Boris Johnson not only failed to attain a higher level of behaviour, he even failed to meet the lowest common denominator.

Britain’s Institutions

If this was simply a story about one man, we could seek to isolate both. The problem would be Johnson, and when he finally moves on to his next entertainment, we could remove the cordon sanitaire. But it is not just about Johnson. He sets the national tone and political culture, but he is also enabled by it. Partygate reveals a devastating decay in the heart of key institutions.

First is the Conservative Party.

The number of MPs to have publicly called for Boris Johnson’s resignation currently stands at around 6%. There is no sign that there are enough MPs yet to force a vote of no confidence. The signal is clear: the Prime Minister can preside over industrial law-breaking in a national emergency – even receiving a fine for breaking laws he made – and nothing needs to happen. It does not matter that the Conservatives are basing a calculation on their perceived electoral interests and would happily despatch Johnson if it was opportune – they are content to place self-interest over basic standards in public life.

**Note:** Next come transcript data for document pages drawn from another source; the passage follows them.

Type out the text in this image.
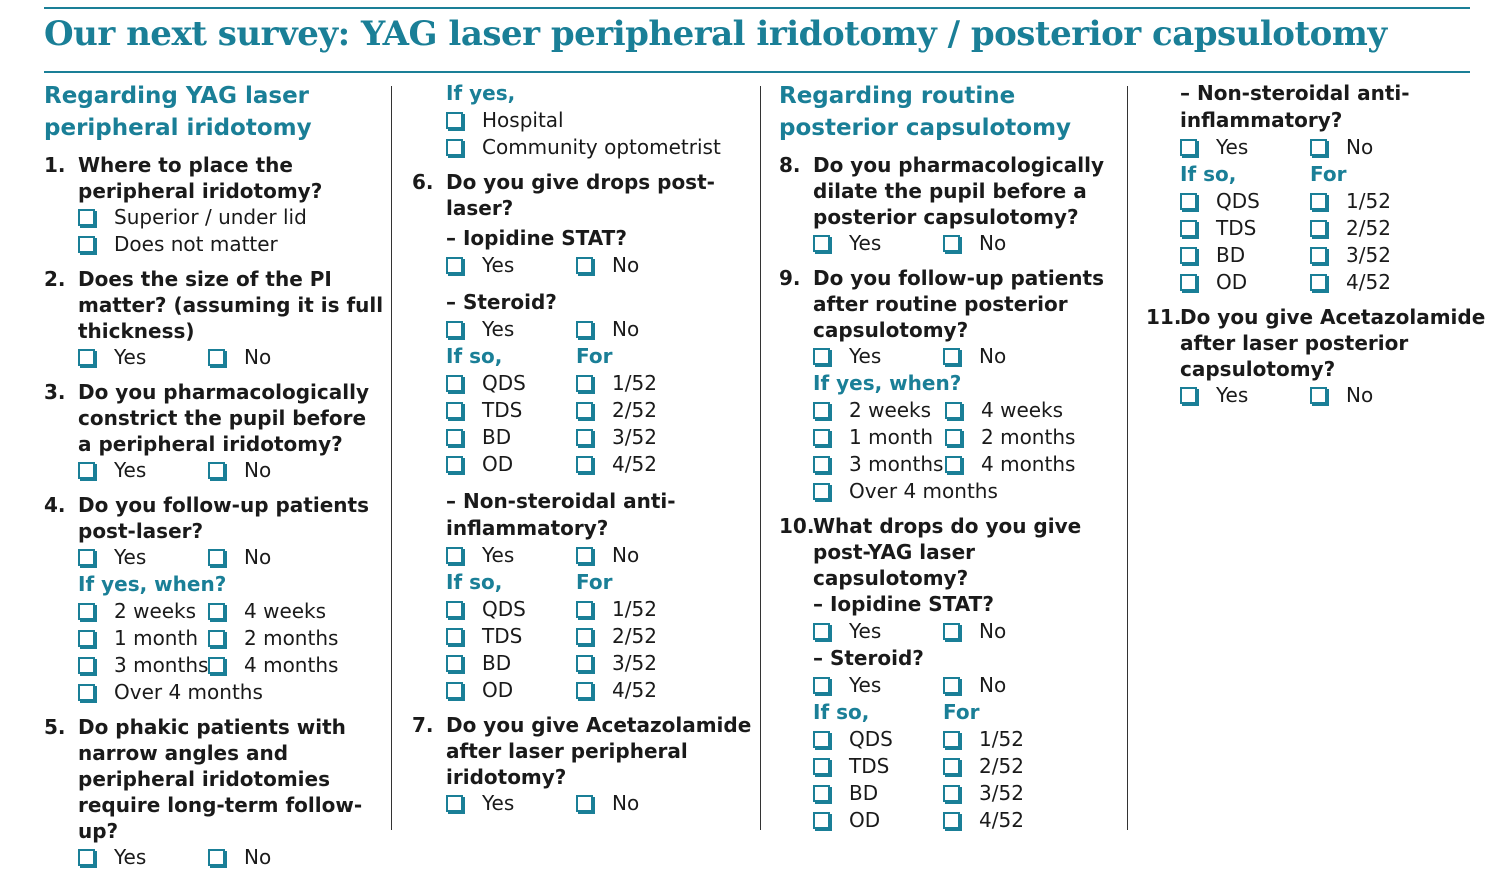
Our next survey: YAG laser peripheral iridotomy / posterior capsulotomy
Regarding YAG laser peripheral iridotomy
1. Where to place the peripheral iridotomy?
Superior / under lid
Does not matter
2. Does the size of the PI matter? (assuming it is full thickness)
Yes	No
3. Do you pharmacologically constrict the pupil before a peripheral iridotomy?
Yes	No
4. Do you follow-up patients post-laser?
Yes	No
If yes, when?
2 weeks 4 weeks
1 month 2 months
3 months 4 months
Over 4 months
5. Do phakic patients with narrow angles and peripheral iridotomies require long-term follow-up?
Yes	No
If yes,
Hospital
Community optometrist
6. Do you give drops post-laser?
– Iopidine STAT?
Yes	No
– Steroid?
Yes	No
If so,	For
QDS	1/52
TDS	2/52
BD	3/52
OD	4/52
– Non-steroidal anti-inflammatory?
Yes	No
If so,	For
QDS	1/52
TDS	2/52
BD	3/52
OD	4/52
7. Do you give Acetazolamide after laser peripheral iridotomy?
Yes	No
Regarding routine posterior capsulotomy
8. Do you pharmacologically dilate the pupil before a posterior capsulotomy?
Yes	No
9. Do you follow-up patients after routine posterior capsulotomy?
Yes	No
If yes, when?
2 weeks 4 weeks
1 month 2 months
3 months 4 months
Over 4 months
10.
What drops do you give post-YAG laser capsulotomy?
– Iopidine STAT?
Yes	No
– Steroid?
Yes	No
If so,	For
QDS	1/52
TDS	2/52
BD	3/52
OD	4/52
– Non-steroidal anti-inflammatory?
Yes	No
If so,	For
QDS	1/52
TDS	2/52
BD	3/52
OD	4/52
11.
Do you give Acetazolamide after laser posterior capsulotomy?
Yes	No
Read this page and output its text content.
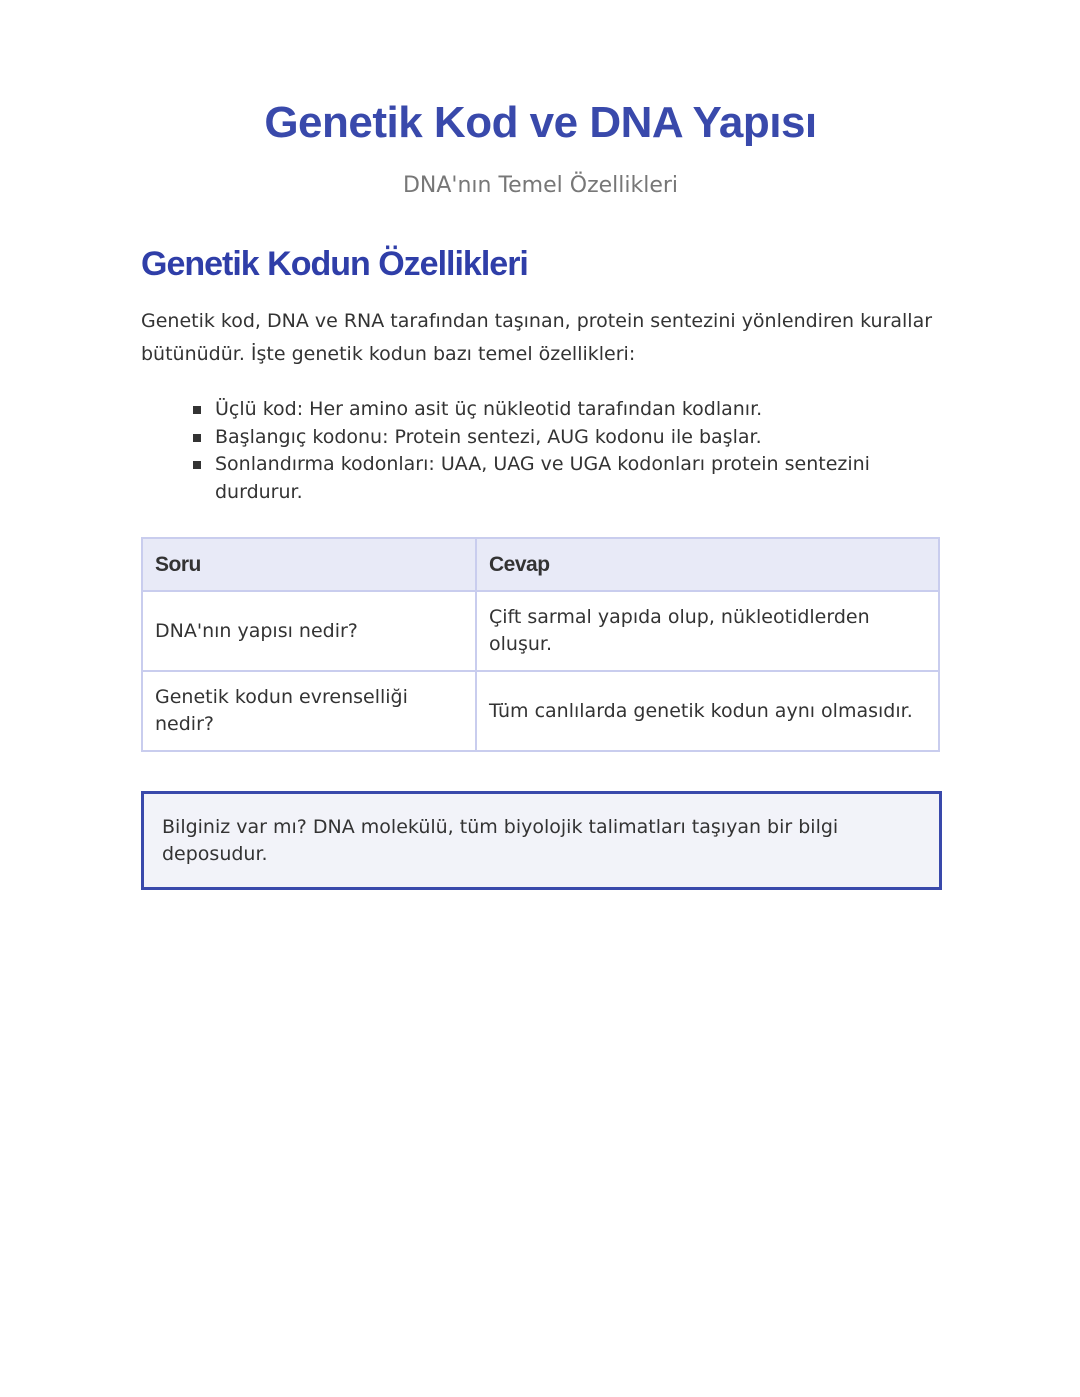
Genetik Kod ve DNA Yapısı

DNA'nın Temel Özellikleri

Genetik Kodun Özellikleri

Genetik kod, DNA ve RNA tarafından taşınan, protein sentezini yönlendiren kurallar bütünüdür. İşte genetik kodun bazı temel özellikleri:

Üçlü kod: Her amino asit üç nükleotid tarafından kodlanır.
Başlangıç kodonu: Protein sentezi, AUG kodonu ile başlar.
Sonlandırma kodonları: UAA, UAG ve UGA kodonları protein sentezini durdurur.
Soru	Cevap
DNA'nın yapısı nedir?	Çift sarmal yapıda olup, nükleotidlerden oluşur.
Genetik kodun evrenselliği nedir?	Tüm canlılarda genetik kodun aynı olmasıdır.

Bilginiz var mı? DNA molekülü, tüm biyolojik talimatları taşıyan bir bilgi deposudur.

Then there is the Civil Service.

As former senior civil servant Jill Rutter has noted, civil servants were not simply involved in the law-breaking itself but the cover-up afterwards. Sue Gray was careful to note that not all civil servants participated in this culture, but it is clear that a sizeable element was prepared to degrade itself.

More worrying still is the police.

For months, the Metropolitan Police repeatedly declined to investigate the Downing Street parties. The force then appeared to derail Gray’s inquiry by changing its mind just as Gray was about to release her report. Now the investigation has concluded, it is clear that junior officials have borne the brunt of sanctions, even though their bosses – including the Prime Minister – attended the same events.

Indeed, reports suggest that Johnson was only personally investigated for two events and that the police declined to investigate the ABBA party at all. The former senior police officer Brian Paddick has suggested that the police may have sought to help the Prime Minister and has launched a judicial review.

Finally, there is the media.

While the Daily Mirror and ITV News have driven this story from the beginning, the right-wing press has done everything to trivialise and mock it. Part of that, no doubt, springs from the revolving door between the media and No 10 – one of the illegal parties was, after all, honouring the now deputy editor of the Sun, James Slack. But it is also about naked partisanship.

The Daily Mail, in particular, devoted seven successive front pages to a curry eaten by Labour Leader Keir Starmer during an election campaign. But the day after Gray’s report revealed endemic law-breaking in Johnson’s No 10, the newspaper simply asked ‘Is That It?’. Much of Britain’s media is no longer interested in upholding standards – it solely wishes to defend its team.

Partygate represents a systemic failure of multiple British institutions at the same time. Boris Johnson drove and engineered the contamination, but it goes far beyond him. The poison will linger in the body politic long after he has finally vacated it.